The statement startled me. I never thought about whether I enjoyed it or not. It's a job to me, an obligation. I love my children, and work hard (generally) on my parenting. But enjoy it? And then I thought, "Well why don't I?"
I realized because I'm not spending enough time with them. I mean, sure, I'm a housewife. I'm home with children (some or all of them) all day. But what am I doing with that time? I'm cleaning the house, or doing laundry, or even taking care of them. But I'm not hanging out with them, having fun. I want to change that.
Tonight we played when Yaakov went to shul. We played "telephone." We played "Simon Says." They rolled on the floor pretending to be bugs. I laughed. The dishes didn't get washed, but that's okay. We had fun.
5 Comments:
At 6:49 AM, n/a said…
Most of us confuse "enjoyment" with "entertainment." You "enjoy" raising your kids in the sense that you'll take joy from having done it throughout your life. On a day-to-day level, though, it's not always entertaining (though your blog certainly is).

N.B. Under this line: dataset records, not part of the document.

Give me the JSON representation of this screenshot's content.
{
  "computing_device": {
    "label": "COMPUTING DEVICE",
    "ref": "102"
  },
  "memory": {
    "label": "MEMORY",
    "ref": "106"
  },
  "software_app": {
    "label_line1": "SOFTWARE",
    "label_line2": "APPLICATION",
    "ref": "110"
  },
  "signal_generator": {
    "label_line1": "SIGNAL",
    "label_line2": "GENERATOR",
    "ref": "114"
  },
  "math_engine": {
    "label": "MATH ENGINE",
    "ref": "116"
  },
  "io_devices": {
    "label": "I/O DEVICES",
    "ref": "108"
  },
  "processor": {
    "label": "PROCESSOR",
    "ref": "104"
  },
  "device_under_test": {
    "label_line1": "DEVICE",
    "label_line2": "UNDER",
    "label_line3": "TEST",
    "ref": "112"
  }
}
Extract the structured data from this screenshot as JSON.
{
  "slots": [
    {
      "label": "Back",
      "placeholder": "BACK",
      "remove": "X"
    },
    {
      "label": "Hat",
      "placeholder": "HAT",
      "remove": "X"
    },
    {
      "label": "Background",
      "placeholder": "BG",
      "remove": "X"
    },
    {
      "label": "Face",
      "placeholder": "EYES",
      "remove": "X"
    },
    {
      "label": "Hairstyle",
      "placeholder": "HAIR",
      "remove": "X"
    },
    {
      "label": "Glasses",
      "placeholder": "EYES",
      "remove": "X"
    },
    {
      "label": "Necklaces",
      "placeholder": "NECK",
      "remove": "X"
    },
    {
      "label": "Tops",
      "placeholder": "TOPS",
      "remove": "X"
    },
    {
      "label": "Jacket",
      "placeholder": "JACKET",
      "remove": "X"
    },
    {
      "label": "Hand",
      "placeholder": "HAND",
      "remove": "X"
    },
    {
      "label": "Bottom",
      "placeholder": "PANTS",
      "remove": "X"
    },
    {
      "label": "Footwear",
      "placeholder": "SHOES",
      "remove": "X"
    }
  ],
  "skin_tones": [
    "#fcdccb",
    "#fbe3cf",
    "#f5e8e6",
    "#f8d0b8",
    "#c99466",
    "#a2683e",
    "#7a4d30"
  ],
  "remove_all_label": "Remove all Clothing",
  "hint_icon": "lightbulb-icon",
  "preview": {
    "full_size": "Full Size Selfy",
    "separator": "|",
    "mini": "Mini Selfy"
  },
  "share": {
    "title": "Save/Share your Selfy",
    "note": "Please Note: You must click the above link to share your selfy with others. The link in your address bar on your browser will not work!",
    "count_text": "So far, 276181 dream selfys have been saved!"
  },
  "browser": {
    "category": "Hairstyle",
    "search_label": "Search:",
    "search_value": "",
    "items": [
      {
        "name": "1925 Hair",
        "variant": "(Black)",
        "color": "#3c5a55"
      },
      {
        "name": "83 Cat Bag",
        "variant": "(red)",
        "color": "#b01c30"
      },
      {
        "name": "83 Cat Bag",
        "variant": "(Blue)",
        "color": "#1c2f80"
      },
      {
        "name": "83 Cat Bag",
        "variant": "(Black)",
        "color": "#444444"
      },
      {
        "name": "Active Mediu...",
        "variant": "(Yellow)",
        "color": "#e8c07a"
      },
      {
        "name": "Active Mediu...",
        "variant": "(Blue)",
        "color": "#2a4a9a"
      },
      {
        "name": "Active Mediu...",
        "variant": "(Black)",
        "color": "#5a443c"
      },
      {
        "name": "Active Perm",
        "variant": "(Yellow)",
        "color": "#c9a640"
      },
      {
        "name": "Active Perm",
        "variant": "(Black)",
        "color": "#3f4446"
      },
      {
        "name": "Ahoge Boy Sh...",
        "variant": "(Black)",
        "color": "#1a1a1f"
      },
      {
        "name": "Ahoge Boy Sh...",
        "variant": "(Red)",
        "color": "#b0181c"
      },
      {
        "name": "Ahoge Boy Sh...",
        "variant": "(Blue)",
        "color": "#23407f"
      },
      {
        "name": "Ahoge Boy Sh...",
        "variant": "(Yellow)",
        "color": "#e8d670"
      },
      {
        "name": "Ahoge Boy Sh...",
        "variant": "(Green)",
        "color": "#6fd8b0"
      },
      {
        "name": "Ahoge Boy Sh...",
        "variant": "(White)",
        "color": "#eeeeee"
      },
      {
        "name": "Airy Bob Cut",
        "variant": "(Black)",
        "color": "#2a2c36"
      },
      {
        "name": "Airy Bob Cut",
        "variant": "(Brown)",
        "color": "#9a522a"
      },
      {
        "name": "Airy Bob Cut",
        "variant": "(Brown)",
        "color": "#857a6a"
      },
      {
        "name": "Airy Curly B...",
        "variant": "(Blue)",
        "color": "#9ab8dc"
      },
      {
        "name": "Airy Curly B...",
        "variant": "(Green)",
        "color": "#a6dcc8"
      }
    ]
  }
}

At 12:42 PM, Anonymous said…
Good "work" Maven!!
I think there are actually scientific (terrific!) studies that show how good this is for kids- having thier parents play with them. I read a book called "Playful Parenting" and one of the liberating things it mentioned again and again is about the need kids have to rough house! Not that I especially love rough housing, but its an interesting perspective! Also the book talks about why tickling is not such a favorable form of rough housing, because it forces laughter even when the kid(or grown up) being tickled is absolutely not in a laughing mood.
At 3:33 PM, Anonymous said…
You know what? A kid won't remember if his house is spotless, or if his sandwiches were pretty, or if the ironing was done. He will remember when his Emma was being silly and having fun with him, because that is even more proof that she loves him and is the bestest Ema in the whole world! (And in the long run, what would you like for him to remember?)
At 6:24 AM, Wendy said…
Excellent! I find it's much easier to have "fun" with the kids as they get older. Plus, it's easier to do the house stuff because they get so much more independent. I absolutely love the ages of my kids now 7-11.
I try to remember that they'll be the kind of parent that I show them a parent should be. That helps me make choices!